The Barbados media chose not to concentrate on any of the important aspects of the Bills, but instead magnified what they were likely instructed to. To distract people from giving the Minister absolute control of the NIS, they magnified the new requirements for receiving a pension. To distract people from making bribery and corruption legal, they focused on the issue of judges not captured in the Integrity bill.
WHY COMPLAIN?
By following the worst possible advice in 2018, the Government backed itself into an economic corner. Their only options are to engage in: unsustainable borrowing, raising taxes, cutting back on Government services, and delaying paying pensions for as long as possible. Raising the requirements to get a pension is obviously in line with that type of governing.

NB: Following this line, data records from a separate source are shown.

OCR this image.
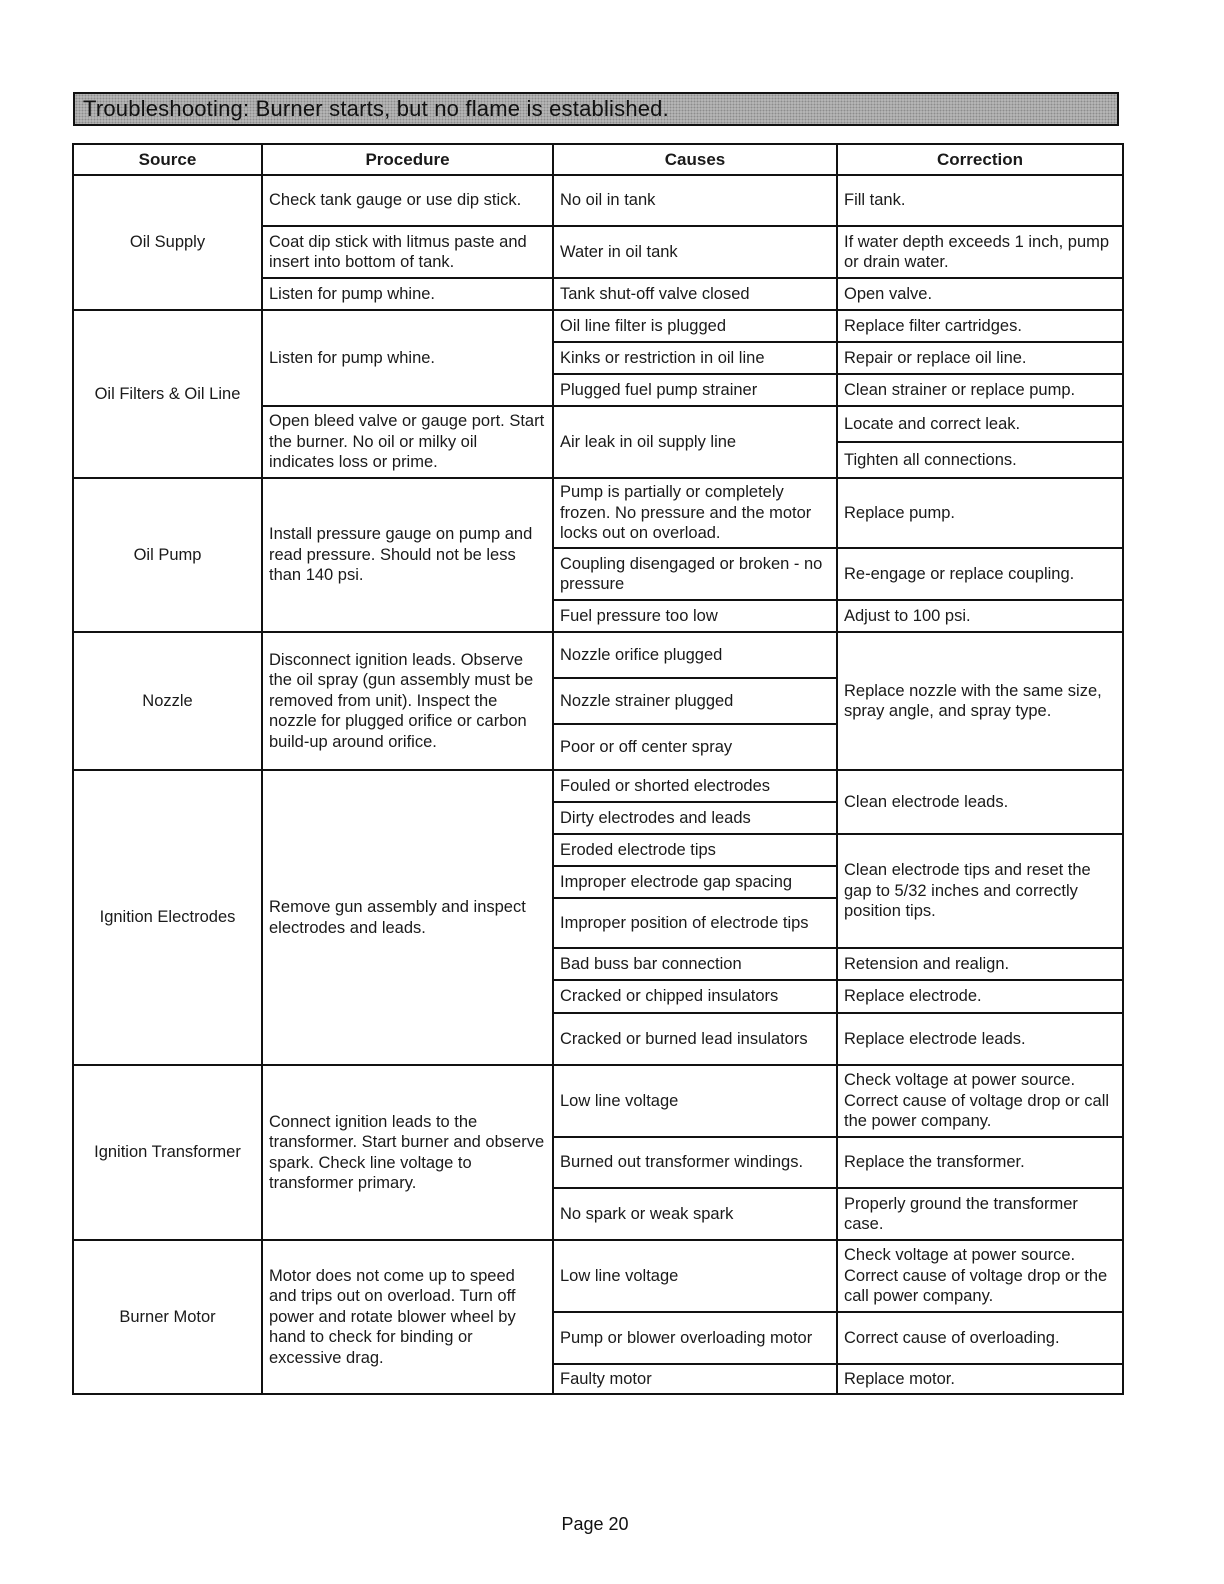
Troubleshooting: Burner starts, but no flame is established.
Source	Procedure	Causes	Correction
Oil Supply	Check tank gauge or use dip stick.	No oil in tank	Fill tank.
	Coat dip stick with litmus paste and insert into bottom of tank.	Water in oil tank	If water depth exceeds 1 inch, pump or drain water.
	Listen for pump whine.	Tank shut-off valve closed	Open valve.
Oil Filters & Oil Line	Listen for pump whine.	Oil line filter is plugged	Replace filter cartridges.
		Kinks or restriction in oil line	Repair or replace oil line.
		Plugged fuel pump strainer	Clean strainer or replace pump.
	Open bleed valve or gauge port. Start the burner. No oil or milky oil indicates loss or prime.	Air leak in oil supply line	Locate and correct leak.
			Tighten all connections.
Oil Pump	Install pressure gauge on pump and read pressure. Should not be less than 140 psi.	Pump is partially or completely frozen. No pressure and the motor locks out on overload.	Replace pump.
		Coupling disengaged or broken - no pressure	Re-engage or replace coupling.
		Fuel pressure too low	Adjust to 100 psi.
Nozzle	Disconnect ignition leads. Observe the oil spray (gun assembly must be removed from unit). Inspect the nozzle for plugged orifice or carbon build-up around orifice.	Nozzle orifice plugged	Replace nozzle with the same size, spray angle, and spray type.
		Nozzle strainer plugged	
		Poor or off center spray	
Ignition Electrodes	Remove gun assembly and inspect electrodes and leads.	Fouled or shorted electrodes	Clean electrode leads.
		Dirty electrodes and leads	
		Eroded electrode tips	Clean electrode tips and reset the gap to 5/32 inches and correctly position tips.
		Improper electrode gap spacing	
		Improper position of electrode tips	
		Bad buss bar connection	Retension and realign.
		Cracked or chipped insulators	Replace electrode.
		Cracked or burned lead insulators	Replace electrode leads.
Ignition Transformer	Connect ignition leads to the transformer. Start burner and observe spark. Check line voltage to transformer primary.	Low line voltage	Check voltage at power source. Correct cause of voltage drop or call the power company.
		Burned out transformer windings.	Replace the transformer.
		No spark or weak spark	Properly ground the transformer case.
Burner Motor	Motor does not come up to speed and trips out on overload. Turn off power and rotate blower wheel by hand to check for binding or excessive drag.	Low line voltage	Check voltage at power source. Correct cause of voltage drop or the call power company.
		Pump or blower overloading motor	Correct cause of overloading.
		Faulty motor	Replace motor.
Page 20
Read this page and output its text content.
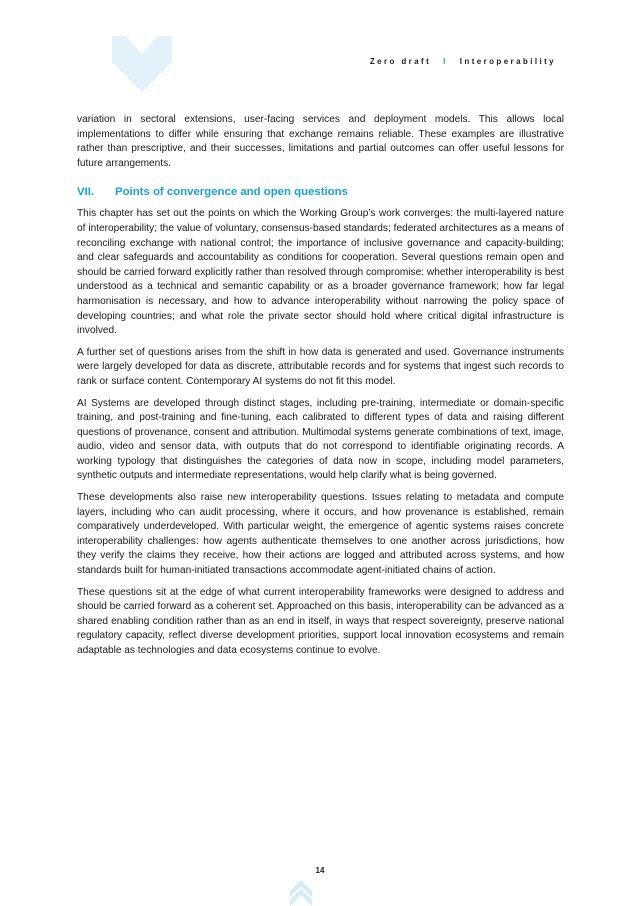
Zero draft I Interoperability

variation in sectoral extensions, user-facing services and deployment models. This allows local implementations to differ while ensuring that exchange remains reliable. These examples are illustrative rather than prescriptive, and their successes, limitations and partial outcomes can offer useful lessons for future arrangements.

VII.	Points of convergence and open questions

This chapter has set out the points on which the Working Group’s work converges: the multi-layered nature of interoperability; the value of voluntary, consensus-based standards; federated architectures as a means of reconciling exchange with national control; the importance of inclusive governance and capacity-building; and clear safeguards and accountability as conditions for cooperation. Several questions remain open and should be carried forward explicitly rather than resolved through compromise: whether interoperability is best understood as a technical and semantic capability or as a broader governance framework; how far legal harmonisation is necessary, and how to advance interoperability without narrowing the policy space of developing countries; and what role the private sector should hold where critical digital infrastructure is involved.

A further set of questions arises from the shift in how data is generated and used. Governance instruments were largely developed for data as discrete, attributable records and for systems that ingest such records to rank or surface content. Contemporary AI systems do not fit this model.

AI Systems are developed through distinct stages, including pre-training, intermediate or domain-specific training, and post-training and fine-tuning, each calibrated to different types of data and raising different questions of provenance, consent and attribution. Multimodal systems generate combinations of text, image, audio, video and sensor data, with outputs that do not correspond to identifiable originating records. A working typology that distinguishes the categories of data now in scope, including model parameters, synthetic outputs and intermediate representations, would help clarify what is being governed.

These developments also raise new interoperability questions. Issues relating to metadata and compute layers, including who can audit processing, where it occurs, and how provenance is established, remain comparatively underdeveloped. With particular weight, the emergence of agentic systems raises concrete interoperability challenges: how agents authenticate themselves to one another across jurisdictions, how they verify the claims they receive, how their actions are logged and attributed across systems, and how standards built for human-initiated transactions accommodate agent-initiated chains of action.

These questions sit at the edge of what current interoperability frameworks were designed to address and should be carried forward as a coherent set. Approached on this basis, interoperability can be advanced as a shared enabling condition rather than as an end in itself, in ways that respect sovereignty, preserve national regulatory capacity, reflect diverse development priorities, support local innovation ecosystems and remain adaptable as technologies and data ecosystems continue to evolve.

14
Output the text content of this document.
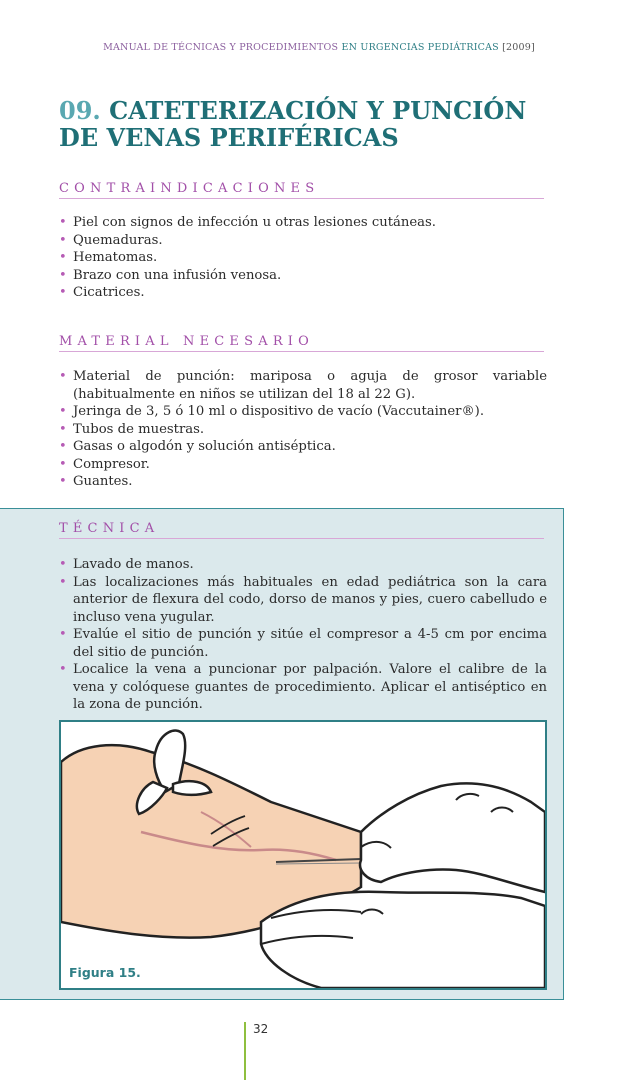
MANUAL DE TÉCNICAS Y PROCEDIMIENTOS EN URGENCIAS PEDIÁTRICAS [2009]
09. CATETERIZACIÓN Y PUNCIÓN
DE VENAS PERIFÉRICAS
CONTRAINDICACIONES
• Piel con signos de infección u otras lesiones cutáneas.
• Quemaduras.
• Hematomas.
• Brazo con una infusión venosa.
• Cicatrices.
MATERIAL NECESARIO
• Material de punción: mariposa o aguja de grosor variable (habitualmente en niños se utilizan del 18 al 22 G).
• Jeringa de 3, 5 ó 10 ml o dispositivo de vacío (Vaccutainer®).
• Tubos de muestras.
• Gasas o algodón y solución antiséptica.
• Compresor.
• Guantes.
TÉCNICA
• Lavado de manos.
• Las localizaciones más habituales en edad pediátrica son la cara anterior de flexura del codo, dorso de manos y pies, cuero cabelludo e incluso vena yugular.
• Evalúe el sitio de punción y sitúe el compresor a 4-5 cm por encima del sitio de punción.
• Localice la vena a puncionar por palpación. Valore el calibre de la vena y colóquese guantes de procedimiento. Aplicar el antiséptico en la zona de punción.
Figura 15.
32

We all knew that this was their manner of governing when we chose them to manage the national economy – while knowingly rejecting the way of prosperity. So, why complain about what we knowingly voted for? What the people did not vote for was to give the Government absolute legal control of the NIS, and to legalise corruption and bribery in Barbados.
SICK OUT.
There is a call for a Sick Out this Wednesday. If the proposed Sick Out is to protest criminalising parents in the Child Protection Bill, or legalising corruption and bribery in the Integrity Bill, or giving the Minister absolute control over the NIS, then count me in. If it is to protest the new requirements to qualify for a pension, then that is what we specifically voted for – so count me out.